Fewer strollers and more gray hair: The ongoing decline in births, combined with rising life expectancy, means France’s population continues its trend of demographic aging. In 2026, the demographic segment of people aged 65 and over (22.2%) is almost as large as the under-20s segment (22.5%) in France’s total population, the National Institute of Statistics and Economic Studies (INSEE) finds in its annual demographic report, published Tuesday, January 13. The baby boomer generation, born between 1946 and 1965, has accentuated this demographic aging trend.

The trend will accelerate from 2030 onward, peaking in 2050. By the middle of the 21st century, over-65s will account for more than a quarter (27.5%) of the population. The number of people aged 75 to 84 will have increased by 50% between 2020 and 2030. The number of over-85s will surge from 2030 through 2052, when, according to projections, the country’s population pyramid will stabilize.

Due to disparities between departments, some areas’ populations will age more rapidly than others. In 2050, 42.68% of the southwestern Dordogne department’s residents will be aged 65 and over, compared to 33% in 2025. The northern Paris suburban department of Seine-Saint-Denis is predicted to remain the youngest in mainland France, with just 18.5% of its population being aged 65 and over in 2050, up from 13.49% in 2025.

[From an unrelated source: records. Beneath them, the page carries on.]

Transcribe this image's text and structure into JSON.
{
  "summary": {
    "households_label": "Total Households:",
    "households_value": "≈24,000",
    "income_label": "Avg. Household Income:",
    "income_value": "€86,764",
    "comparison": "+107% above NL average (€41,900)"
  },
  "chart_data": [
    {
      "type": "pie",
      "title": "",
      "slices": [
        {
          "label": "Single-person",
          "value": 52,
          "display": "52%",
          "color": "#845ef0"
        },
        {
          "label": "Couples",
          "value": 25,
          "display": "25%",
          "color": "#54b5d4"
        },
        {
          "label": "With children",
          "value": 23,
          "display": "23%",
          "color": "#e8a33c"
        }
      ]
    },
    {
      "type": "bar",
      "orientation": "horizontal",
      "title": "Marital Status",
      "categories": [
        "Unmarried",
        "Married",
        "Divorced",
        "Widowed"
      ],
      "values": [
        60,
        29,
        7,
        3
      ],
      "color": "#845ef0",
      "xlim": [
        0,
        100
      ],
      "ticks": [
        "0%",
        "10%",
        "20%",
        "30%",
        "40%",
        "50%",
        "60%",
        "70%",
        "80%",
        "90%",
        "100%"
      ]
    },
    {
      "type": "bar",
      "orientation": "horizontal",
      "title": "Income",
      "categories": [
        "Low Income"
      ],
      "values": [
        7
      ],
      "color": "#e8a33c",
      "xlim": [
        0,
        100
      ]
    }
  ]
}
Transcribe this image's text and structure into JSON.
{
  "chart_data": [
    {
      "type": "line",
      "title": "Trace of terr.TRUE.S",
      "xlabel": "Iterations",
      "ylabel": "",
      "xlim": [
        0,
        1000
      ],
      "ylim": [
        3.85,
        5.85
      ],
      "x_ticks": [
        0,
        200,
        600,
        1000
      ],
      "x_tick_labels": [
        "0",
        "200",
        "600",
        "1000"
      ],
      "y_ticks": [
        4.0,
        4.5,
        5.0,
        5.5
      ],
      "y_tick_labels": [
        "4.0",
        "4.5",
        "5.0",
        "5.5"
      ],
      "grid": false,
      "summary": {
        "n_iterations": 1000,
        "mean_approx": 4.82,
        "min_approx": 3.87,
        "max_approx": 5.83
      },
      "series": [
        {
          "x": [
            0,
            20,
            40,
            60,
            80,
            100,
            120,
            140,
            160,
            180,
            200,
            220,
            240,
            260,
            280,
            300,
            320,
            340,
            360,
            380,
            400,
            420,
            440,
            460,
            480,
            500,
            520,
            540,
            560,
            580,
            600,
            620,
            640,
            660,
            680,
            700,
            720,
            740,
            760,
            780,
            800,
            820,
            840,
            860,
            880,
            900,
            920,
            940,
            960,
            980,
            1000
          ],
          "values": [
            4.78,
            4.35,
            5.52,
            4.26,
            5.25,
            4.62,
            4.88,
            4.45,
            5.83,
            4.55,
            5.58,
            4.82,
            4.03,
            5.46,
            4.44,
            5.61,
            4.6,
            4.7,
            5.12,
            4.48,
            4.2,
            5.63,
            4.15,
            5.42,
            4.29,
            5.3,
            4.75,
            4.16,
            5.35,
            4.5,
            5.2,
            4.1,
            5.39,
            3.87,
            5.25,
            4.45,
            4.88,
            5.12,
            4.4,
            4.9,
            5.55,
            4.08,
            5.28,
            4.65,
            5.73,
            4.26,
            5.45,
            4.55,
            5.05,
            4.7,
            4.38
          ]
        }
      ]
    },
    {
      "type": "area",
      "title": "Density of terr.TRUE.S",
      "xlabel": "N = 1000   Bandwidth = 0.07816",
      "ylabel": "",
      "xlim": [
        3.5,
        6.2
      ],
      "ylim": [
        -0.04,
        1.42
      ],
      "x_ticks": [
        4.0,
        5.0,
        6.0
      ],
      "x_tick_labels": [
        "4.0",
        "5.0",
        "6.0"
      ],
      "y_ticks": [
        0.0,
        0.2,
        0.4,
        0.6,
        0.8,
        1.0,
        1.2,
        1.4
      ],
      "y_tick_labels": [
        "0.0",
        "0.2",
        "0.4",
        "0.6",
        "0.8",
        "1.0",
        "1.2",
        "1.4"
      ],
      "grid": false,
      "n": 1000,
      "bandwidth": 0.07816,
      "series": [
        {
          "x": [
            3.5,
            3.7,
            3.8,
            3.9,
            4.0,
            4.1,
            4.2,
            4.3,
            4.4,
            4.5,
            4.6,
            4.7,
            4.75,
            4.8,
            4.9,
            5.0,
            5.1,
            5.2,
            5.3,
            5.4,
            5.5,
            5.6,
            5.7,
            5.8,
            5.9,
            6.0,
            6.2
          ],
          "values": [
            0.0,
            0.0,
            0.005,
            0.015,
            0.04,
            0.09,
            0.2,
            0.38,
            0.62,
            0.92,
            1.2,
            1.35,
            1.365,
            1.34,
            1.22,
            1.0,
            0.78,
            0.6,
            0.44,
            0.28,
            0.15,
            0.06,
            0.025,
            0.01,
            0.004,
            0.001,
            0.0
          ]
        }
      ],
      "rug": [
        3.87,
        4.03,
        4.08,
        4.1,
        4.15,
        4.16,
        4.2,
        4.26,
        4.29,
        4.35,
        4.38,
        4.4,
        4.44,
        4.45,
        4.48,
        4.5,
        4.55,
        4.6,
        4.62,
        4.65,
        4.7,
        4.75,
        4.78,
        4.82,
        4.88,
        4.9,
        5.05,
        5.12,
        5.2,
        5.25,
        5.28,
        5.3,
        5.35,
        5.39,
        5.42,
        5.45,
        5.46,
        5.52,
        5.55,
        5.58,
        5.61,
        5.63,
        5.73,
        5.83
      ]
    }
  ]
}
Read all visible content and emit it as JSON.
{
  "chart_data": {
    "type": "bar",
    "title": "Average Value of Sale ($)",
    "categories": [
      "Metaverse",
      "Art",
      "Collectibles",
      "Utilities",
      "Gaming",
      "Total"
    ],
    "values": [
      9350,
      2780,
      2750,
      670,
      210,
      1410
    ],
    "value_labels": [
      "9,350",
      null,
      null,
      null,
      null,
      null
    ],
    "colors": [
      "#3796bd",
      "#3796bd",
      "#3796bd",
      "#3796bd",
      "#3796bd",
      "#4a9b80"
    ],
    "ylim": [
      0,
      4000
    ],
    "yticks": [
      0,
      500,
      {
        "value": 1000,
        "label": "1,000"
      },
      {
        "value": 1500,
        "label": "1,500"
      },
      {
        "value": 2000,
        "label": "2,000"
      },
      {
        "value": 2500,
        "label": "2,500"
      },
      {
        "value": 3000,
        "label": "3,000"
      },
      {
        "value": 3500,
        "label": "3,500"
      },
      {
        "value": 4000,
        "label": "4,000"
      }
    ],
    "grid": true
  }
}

This major demographic shift, though it has long been foreseeable and visible, has never, unlike the response to climate change, led any successive governments to take specific political decisions, except for a contested 2023 pension reform. In January 2024, President Emmanuel Macron called for “demographic rearmament,” announcing several measures to boost births, though he did not mention any policies to address the impact of demographic aging.

365,000 more places in nursing homes

Yet this trend will have “profound consequences for the economy and public finances, both in terms of spending (pensions, health, dependency, education) and revenue (taxes, contributions),” said the Court of Audit in its December 2, 2025, report, entitled “Demography and Public Finances.”